Baiona, Alternatiba: guía y esperanza también para el sindicalismo

El sindicalismo nació sobre una fractura, la fractura física y moral que se producía entre el proyecto capitalista y el proyecto humanidad en el mundo del trabajo en el incipiente capitalismo industrial. Esa fractura perdura aún, pero nuestra conciencia ha cambiado. Doscientos años más tarde, nuestra conciencia sobre la fractura entre esos dos proyectos es mucho más amplia, y abarca cuestiones tan variadas como el propio trabajo –todavía–, sí, pero también las finanzas, las energías, las materias primas, el transporte, los alimentos… La mercantilización extensiva de todas las cosas, y todas las dimensiones de la vida, hacen incompatible en el presente ambos proyectos.

El cambio climático, la amenaza que se cierne sobre nuestra tierra como consecuencia del accionar humano desde la lógica del capital, constituye la síntesis de absolutamente todas esas fracturas, y precisamente el locus, el lugar, a mi entender, más potente de nuestro tiempo, tanto para interpretar la naturaleza de nuestro modo de vida insostenible, como para condensar y constituirse en la referencia más potente para la convergencia de todas las luchas por otro mundo necesario, deseable y posible.

En el fin de siglo y los primeros 2000 asistimos a una toma de conciencia global sobre la necesidad de convergencia de todas esas luchas de oposición al capital. Los datos de que disponemos a 2013, sin embargo, nos llevan necesariamente más allá: el cambio climático ya no puede ser por más tiempo un tema más a incluir en la agenda altermundialista. El cambio climático es el tema, debe serlo. Y lo es en una doble vertiente. En negativo, porque lo que está en juego es el presente y el futuro próximo de la humanidad en el planeta. Pero, y quiero subrayar esta dimensión, lo es también en positivo: el cambio climático es el centro, la síntesis, la máxima expresión de todo aquello por lo que luchamos, y la referencia capaz de ordenar y dar sentido en el siglo XXI a una lucha verdaderamente civilizadora.

Euskal Herria, Baiona, como dice Amaia Muñoa, va a ser la capital mundial de las alternativas el próximo 6 de octubre. Las principales referencias de lucha contra el cambio climático en las últimas décadas han tenido como estrategia principal tratar de forzar a los gobiernos e instituciones internacionales para que tomen cartas en el asunto. La llamada de Baiona sin embargo, sin despreciar esa estrategia, tiene una orientación radicalmente distinta: el cambio climático nos compete a todos y todas; el cambio puede empezar, debe empezar por abajo; y sobre todo, esta lucha es posible y son multitud los que la están llevando a cabo.
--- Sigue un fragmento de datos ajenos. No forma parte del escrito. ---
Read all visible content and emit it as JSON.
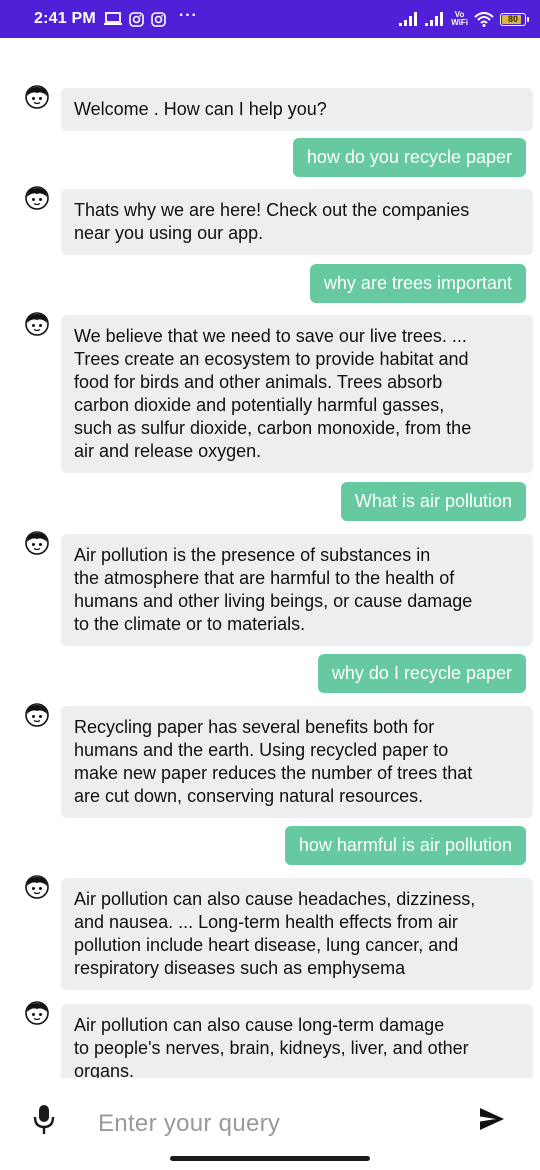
{
  "status_bar": {
    "time": "2:41 PM",
    "icons_left": [
      "laptop-icon",
      "instagram-icon",
      "instagram-icon"
    ],
    "overflow": "···",
    "volte_top": "Vo",
    "volte_bottom": "WiFi",
    "battery": "80"
  },
  "chat": {
    "messages": [
      {
        "from": "bot",
        "text": "Welcome . How can I help you?"
      },
      {
        "from": "user",
        "text": "how do you recycle paper"
      },
      {
        "from": "bot",
        "text": "Thats why we are here! Check out the companies\nnear you using our app."
      },
      {
        "from": "user",
        "text": "why are trees important"
      },
      {
        "from": "bot",
        "text": "We believe that we need to save our live trees. ...\nTrees create an ecosystem to provide habitat and\nfood for birds and other animals. Trees absorb\ncarbon dioxide and potentially harmful gasses,\nsuch as sulfur dioxide, carbon monoxide, from the\nair and release oxygen."
      },
      {
        "from": "user",
        "text": "What is air pollution"
      },
      {
        "from": "bot",
        "text": "Air pollution is the presence of substances in\nthe atmosphere that are harmful to the health of\nhumans and other living beings, or cause damage\nto the climate or to materials."
      },
      {
        "from": "user",
        "text": "why do I recycle paper"
      },
      {
        "from": "bot",
        "text": "Recycling paper has several benefits both for\nhumans and the earth. Using recycled paper to\nmake new paper reduces the number of trees that\nare cut down, conserving natural resources."
      },
      {
        "from": "user",
        "text": "how harmful is air pollution"
      },
      {
        "from": "bot",
        "text": "Air pollution can also cause headaches, dizziness,\nand nausea. ... Long-term health effects from air\npollution include heart disease, lung cancer, and\nrespiratory diseases such as emphysema"
      },
      {
        "from": "bot",
        "text": " Air pollution can also cause long-term damage\nto people's nerves, brain, kidneys, liver, and other\norgans."
      }
    ]
  },
  "input": {
    "placeholder": "Enter your query",
    "mic_icon": "microphone-icon",
    "send_icon": "send-icon"
  },
  "colors": {
    "status_bar": "#4f20d8",
    "user_bubble": "#66c9a0",
    "bot_bubble": "#eceeef"
  }
}
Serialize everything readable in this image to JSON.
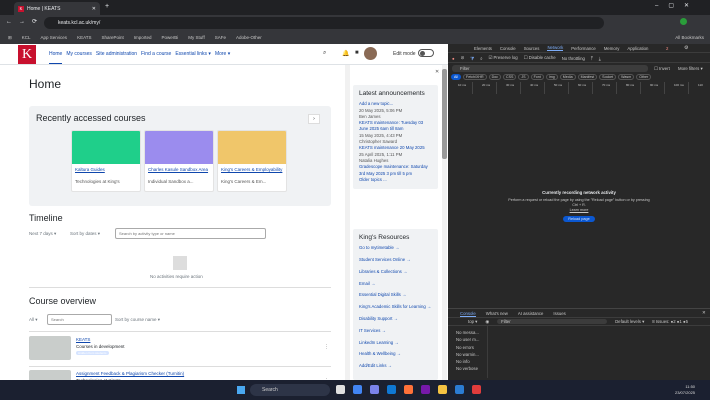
{
  "browser": {
    "tab_title": "Home | KEATS",
    "url": "keats.kcl.ac.uk/my/",
    "bookmarks": [
      "KCL",
      "App Services",
      "KEATS",
      "SharePoint",
      "Imported",
      "PowerBi",
      "My Stuff",
      "SAFe",
      "Adobe-Other"
    ],
    "all_bookmarks": "All Bookmarks"
  },
  "nav": {
    "logo": "K",
    "links": [
      "Home",
      "My courses",
      "Site administration",
      "Find a course",
      "Essential links ▾",
      "More ▾"
    ],
    "edit_mode": "Edit mode"
  },
  "main": {
    "title": "Home",
    "recent": {
      "title": "Recently accessed courses",
      "courses": [
        {
          "name": "Kaltura Guides",
          "category": "Technologies at King's",
          "color": "#1fcf8a"
        },
        {
          "name": "Charles Kasule Sandbox Area",
          "category": "Individual Sandbox a...",
          "color": "#9b8cee"
        },
        {
          "name": "King's Careers & Employability",
          "category": "King's Careers & Em...",
          "color": "#f0c66a"
        }
      ]
    },
    "timeline": {
      "title": "Timeline",
      "filter": "Next 7 days ▾",
      "sort": "Sort by dates ▾",
      "search_placeholder": "Search by activity type or name",
      "empty": "No activities require action"
    },
    "overview": {
      "title": "Course overview",
      "filter": "All ▾",
      "search_placeholder": "Search",
      "sort": "Sort by course name ▾",
      "courses": [
        {
          "name": "KEATS",
          "category": "Courses in development",
          "badge": "Hidden from students"
        },
        {
          "name": "Assignment Feedback & Plagiarism Checker (Turnitin)",
          "category": "Technologies at King's"
        }
      ]
    },
    "help": "?"
  },
  "drawer": {
    "announcements": {
      "title": "Latest announcements",
      "add": "Add a new topic...",
      "items": [
        {
          "date": "20 May 2025, 5:06 PM",
          "author": "Ben James",
          "title": "KEATS maintenance: Tuesday 03 June 2025 6am till 8am"
        },
        {
          "date": "15 May 2025, 4:43 PM",
          "author": "Christopher Saward",
          "title": "KEATS maintenance 20 May 2025"
        },
        {
          "date": "25 April 2025, 1:11 PM",
          "author": "Natalia Hughes",
          "title": "Gradescope maintenance: Saturday 3rd May 2025 3 pm till 5 pm"
        }
      ],
      "older": "Older topics ..."
    },
    "resources": {
      "title": "King's Resources",
      "links": [
        "Go to mytimetable →",
        "Student Services Online →",
        "Libraries & Collections →",
        "Email →",
        "Essential Digital Skills →",
        "King's Academic Skills for Learning →",
        "Disability Support →",
        "IT Services →",
        "LinkedIn Learning →",
        "Health & Wellbeing →",
        "Add/Edit Links →"
      ]
    }
  },
  "devtools": {
    "tabs": [
      "Elements",
      "Console",
      "Sources",
      "Network",
      "Performance",
      "Memory",
      "Application"
    ],
    "active_tab": "Network",
    "issues_badge": "2",
    "preserve_log": "Preserve log",
    "disable_cache": "Disable cache",
    "throttling": "No throttling",
    "filter_placeholder": "Filter",
    "invert": "Invert",
    "more_filters": "More filters ▾",
    "types": [
      "All",
      "Fetch/XHR",
      "Doc",
      "CSS",
      "JS",
      "Font",
      "Img",
      "Media",
      "Manifest",
      "Socket",
      "Wasm",
      "Other"
    ],
    "ticks": [
      "10 ms",
      "20 ms",
      "30 ms",
      "40 ms",
      "50 ms",
      "60 ms",
      "70 ms",
      "80 ms",
      "90 ms",
      "100 ms",
      "110"
    ],
    "empty_title": "Currently recording network activity",
    "empty_text": "Perform a request or reload the page by using the \"Reload page\" button or by pressing Ctrl + R.",
    "learn_more": "Learn more",
    "reload": "Reload page",
    "drawer_tabs": [
      "Console",
      "What's new",
      "AI assistance",
      "Issues"
    ],
    "context": "top ▾",
    "console_filter": "Filter",
    "levels": "Default levels ▾",
    "issues": "8 Issues: ●2 ●1 ●5",
    "sidebar": [
      "No messa...",
      "No user m...",
      "No errors",
      "No warnin...",
      "No info",
      "No verbose"
    ]
  },
  "taskbar": {
    "search": "Search",
    "time": "11:50",
    "date": "23/07/2025"
  }
}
Baiona va a ser un escaparate mundial de todas las alternativas de vida, producción, consumo, transporte, intercambio… Desde la perspectiva de un sindicato como ELA, la lucha contra el cambio climático otorga hondura, perspectiva, sentido, horizonte a todas las luchas que estamos desarrollando que tienen que ver con el fortalecimiento de lo público, la defensa de la democracia y la participación, la acción colectiva, la solidaridad o la protección social. La lucha contra el cambio climático también nos interpela, sobre qué trabajos y qué empleos merecen la pena; sobre el reparto de las cargas, de los trabajos; sobre el reparto del tiempo de trabajo y la distribución justa de la riqueza… El cambio climático es, a día de hoy, nuestro más hondo relato, el discurso más potente de la izquierda y de los pueblos,  y por ello aquel en el que todas las luchas alternativas pueden articularse.

El próximo día 6, por tanto, como vascos y vascas y como sindicalistas, vamos a gozar de un enorme privilegio. El privilegio de asistir en vivo y en directo, en nuestra propia casa, a la puesta en escena de las alternativas por otro mundo necesario, posible, deseable. Y todo ello es mérito de una organización, Bizi!,  tan joven y atractiva como poderosa y esperanzadora. Como miembro de la Fundación Manu-Robles Arangiz –con quien Bizi colabora para la formación de sus cuadros– y como parte de la dirección de ELA, voy a asistir con un enorme orgullo e interés a este evento. Pero lo confieso, asistiré también un poco acomplejado; acomplejado por la vitalidad, la diligencia y la capacidad de convocatoria de un movimiento relativamente, sólo relativamente, pequeño. Por eso no puedo sino felicitar a todos los militantes de Bizi! y a los cientos de voluntarios, ponentes, artistas… que van a hacer posible esta jornada. Estoy seguro de que esta iniciativa va a gozar de un inmediato efecto rebote en el conjunto del estado francés, y esperemos que también en Hegoalde y el resto del mundo. De eso se trata. Y desde Hegoalde, para ELA, Baiona va a ser, también, esperanza y guía para el sindicalismo necesario, posible y deseable.